The options connect IC8 Pin 14 to either "E" or "F". If connected to "E", IC8 Pin 14 is connected to a trace that runs to IC4 Pin 18, then to R1, D1, and D2. Jumper "F" appears designed to make the 1B1165/2 board backward compatible with a 1B1165/0 or 1B1165/1 board, and IC8 Pin 14 is connected as described above to R26, IC9, IC10, and IC11.

This change, which powers IC8 from the Battery voltage that backs up the IC4 CMOS Static RAM chip is a memory protection circuit. Its purpose is to ensure that the Static RAM is deselected during power up, power down, and any power failure or lower power conditions. This keeps possible random signals on the address and data busses from being considered valid and corrupting the contents of IC4.

For this to work without prematurely draining the battery, IC8 must be a CMOS 74HC00, not a 74LS00.

For boards with the "J16" jumper, IC8 should be a 74HC00 and the board should be jumpered with J16 on the "E" side.
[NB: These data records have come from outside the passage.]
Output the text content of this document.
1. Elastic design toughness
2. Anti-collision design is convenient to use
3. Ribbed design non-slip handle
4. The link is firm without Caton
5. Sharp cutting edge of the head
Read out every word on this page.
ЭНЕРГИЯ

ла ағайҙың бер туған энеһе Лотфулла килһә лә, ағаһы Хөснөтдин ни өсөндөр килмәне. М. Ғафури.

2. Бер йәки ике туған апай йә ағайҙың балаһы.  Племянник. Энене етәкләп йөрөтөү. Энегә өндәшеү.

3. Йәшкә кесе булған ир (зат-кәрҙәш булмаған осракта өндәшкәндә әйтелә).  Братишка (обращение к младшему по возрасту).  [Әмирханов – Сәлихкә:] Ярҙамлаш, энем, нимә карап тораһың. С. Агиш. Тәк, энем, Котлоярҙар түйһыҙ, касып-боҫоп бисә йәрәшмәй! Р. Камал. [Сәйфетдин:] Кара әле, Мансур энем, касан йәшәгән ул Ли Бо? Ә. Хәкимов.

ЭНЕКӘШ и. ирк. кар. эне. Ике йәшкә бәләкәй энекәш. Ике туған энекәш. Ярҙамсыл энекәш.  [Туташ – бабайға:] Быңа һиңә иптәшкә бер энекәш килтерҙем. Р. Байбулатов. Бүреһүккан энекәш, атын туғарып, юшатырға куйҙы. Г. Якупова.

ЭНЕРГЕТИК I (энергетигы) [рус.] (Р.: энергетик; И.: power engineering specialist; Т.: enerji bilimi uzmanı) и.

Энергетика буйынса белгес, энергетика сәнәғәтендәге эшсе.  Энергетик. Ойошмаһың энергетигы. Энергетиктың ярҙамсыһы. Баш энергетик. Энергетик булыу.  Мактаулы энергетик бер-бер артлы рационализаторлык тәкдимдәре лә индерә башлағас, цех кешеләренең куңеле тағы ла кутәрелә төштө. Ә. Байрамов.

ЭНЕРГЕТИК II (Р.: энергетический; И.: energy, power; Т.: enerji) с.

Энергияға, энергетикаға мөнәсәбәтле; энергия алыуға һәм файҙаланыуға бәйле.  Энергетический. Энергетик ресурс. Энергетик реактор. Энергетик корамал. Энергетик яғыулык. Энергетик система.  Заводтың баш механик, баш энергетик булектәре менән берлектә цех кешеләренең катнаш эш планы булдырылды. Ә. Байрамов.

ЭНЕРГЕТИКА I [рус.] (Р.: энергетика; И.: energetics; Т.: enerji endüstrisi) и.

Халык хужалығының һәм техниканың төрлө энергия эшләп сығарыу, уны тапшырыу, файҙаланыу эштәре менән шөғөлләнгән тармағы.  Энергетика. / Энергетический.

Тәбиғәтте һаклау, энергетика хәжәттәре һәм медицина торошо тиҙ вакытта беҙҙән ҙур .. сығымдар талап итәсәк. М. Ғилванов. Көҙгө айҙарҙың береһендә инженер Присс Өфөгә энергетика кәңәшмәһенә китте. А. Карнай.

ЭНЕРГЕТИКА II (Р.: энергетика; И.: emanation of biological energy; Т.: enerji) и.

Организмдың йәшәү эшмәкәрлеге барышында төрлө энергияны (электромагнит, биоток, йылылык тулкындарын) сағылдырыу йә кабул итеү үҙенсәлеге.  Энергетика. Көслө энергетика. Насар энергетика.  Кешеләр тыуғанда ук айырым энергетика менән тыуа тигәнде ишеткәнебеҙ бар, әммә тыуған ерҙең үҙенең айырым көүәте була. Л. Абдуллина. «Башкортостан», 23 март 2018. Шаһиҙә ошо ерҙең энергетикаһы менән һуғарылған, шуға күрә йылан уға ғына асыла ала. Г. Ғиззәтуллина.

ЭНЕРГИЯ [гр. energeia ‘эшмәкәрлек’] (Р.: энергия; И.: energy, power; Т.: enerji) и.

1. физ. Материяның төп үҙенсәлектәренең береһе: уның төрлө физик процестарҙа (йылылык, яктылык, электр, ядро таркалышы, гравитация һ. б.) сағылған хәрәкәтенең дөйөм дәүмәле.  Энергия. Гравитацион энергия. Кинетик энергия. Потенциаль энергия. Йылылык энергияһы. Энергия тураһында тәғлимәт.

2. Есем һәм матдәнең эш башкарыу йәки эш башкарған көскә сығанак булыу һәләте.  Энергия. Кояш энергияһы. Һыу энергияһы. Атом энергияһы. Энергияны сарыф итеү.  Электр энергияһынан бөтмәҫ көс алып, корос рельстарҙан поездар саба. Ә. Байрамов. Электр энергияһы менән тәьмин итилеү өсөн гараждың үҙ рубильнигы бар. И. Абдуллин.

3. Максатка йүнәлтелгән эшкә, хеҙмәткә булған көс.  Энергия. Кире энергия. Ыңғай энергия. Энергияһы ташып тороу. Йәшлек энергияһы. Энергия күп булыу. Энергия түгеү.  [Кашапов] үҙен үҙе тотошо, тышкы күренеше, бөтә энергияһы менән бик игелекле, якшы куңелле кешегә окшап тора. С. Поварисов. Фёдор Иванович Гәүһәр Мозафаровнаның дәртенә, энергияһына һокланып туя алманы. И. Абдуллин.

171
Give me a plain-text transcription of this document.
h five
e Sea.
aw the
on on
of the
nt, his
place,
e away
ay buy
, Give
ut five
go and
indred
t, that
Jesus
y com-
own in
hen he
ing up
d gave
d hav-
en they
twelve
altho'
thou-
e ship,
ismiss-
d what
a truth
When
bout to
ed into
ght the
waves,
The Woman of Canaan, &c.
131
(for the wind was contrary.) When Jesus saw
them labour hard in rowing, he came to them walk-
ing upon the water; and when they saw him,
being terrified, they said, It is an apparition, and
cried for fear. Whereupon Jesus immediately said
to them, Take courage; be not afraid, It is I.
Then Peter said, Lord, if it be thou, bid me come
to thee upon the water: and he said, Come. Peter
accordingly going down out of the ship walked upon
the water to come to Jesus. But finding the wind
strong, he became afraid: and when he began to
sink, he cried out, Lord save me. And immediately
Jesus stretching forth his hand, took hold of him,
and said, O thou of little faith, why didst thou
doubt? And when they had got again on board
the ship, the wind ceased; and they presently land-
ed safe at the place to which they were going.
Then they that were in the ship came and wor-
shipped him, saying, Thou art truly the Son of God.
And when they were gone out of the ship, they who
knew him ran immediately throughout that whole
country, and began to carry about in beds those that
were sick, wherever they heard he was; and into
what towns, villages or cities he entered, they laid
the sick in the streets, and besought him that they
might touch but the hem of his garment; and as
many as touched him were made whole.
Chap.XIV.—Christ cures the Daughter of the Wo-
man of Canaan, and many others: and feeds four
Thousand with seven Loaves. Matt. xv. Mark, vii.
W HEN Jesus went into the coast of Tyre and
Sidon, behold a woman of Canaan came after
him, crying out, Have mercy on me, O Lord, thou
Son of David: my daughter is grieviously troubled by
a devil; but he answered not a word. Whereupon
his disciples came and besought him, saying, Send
If a 74LS00 is installed, connect the "F" jumper instead. While this memory protection circuit sounds good, I have yet to see a game with a 1B1165/0 or 1B1165/1 lose or corrupt its IC4 contents. The important part is to make sure that IC8 is a CMOS part if J16 is set to "E" to keep from draining the battery.

Signetics 2650A

I have not seen many Signetics 2650 failures, even on badly corroded boards (the socket tends to protect the chip by being destroyed first), but have run in to CPU boards that were missing this chip. Replacements for this chip are scarce, but available. Note that Signetics made two processors, the 2650 and the 2650A. The 2650 runs at a slower clock speed than the 2650A. Zaccaria games require the faster 2650A processor chip. These were also used in some early home gaming consoles like the Emerson Arcadia 2001.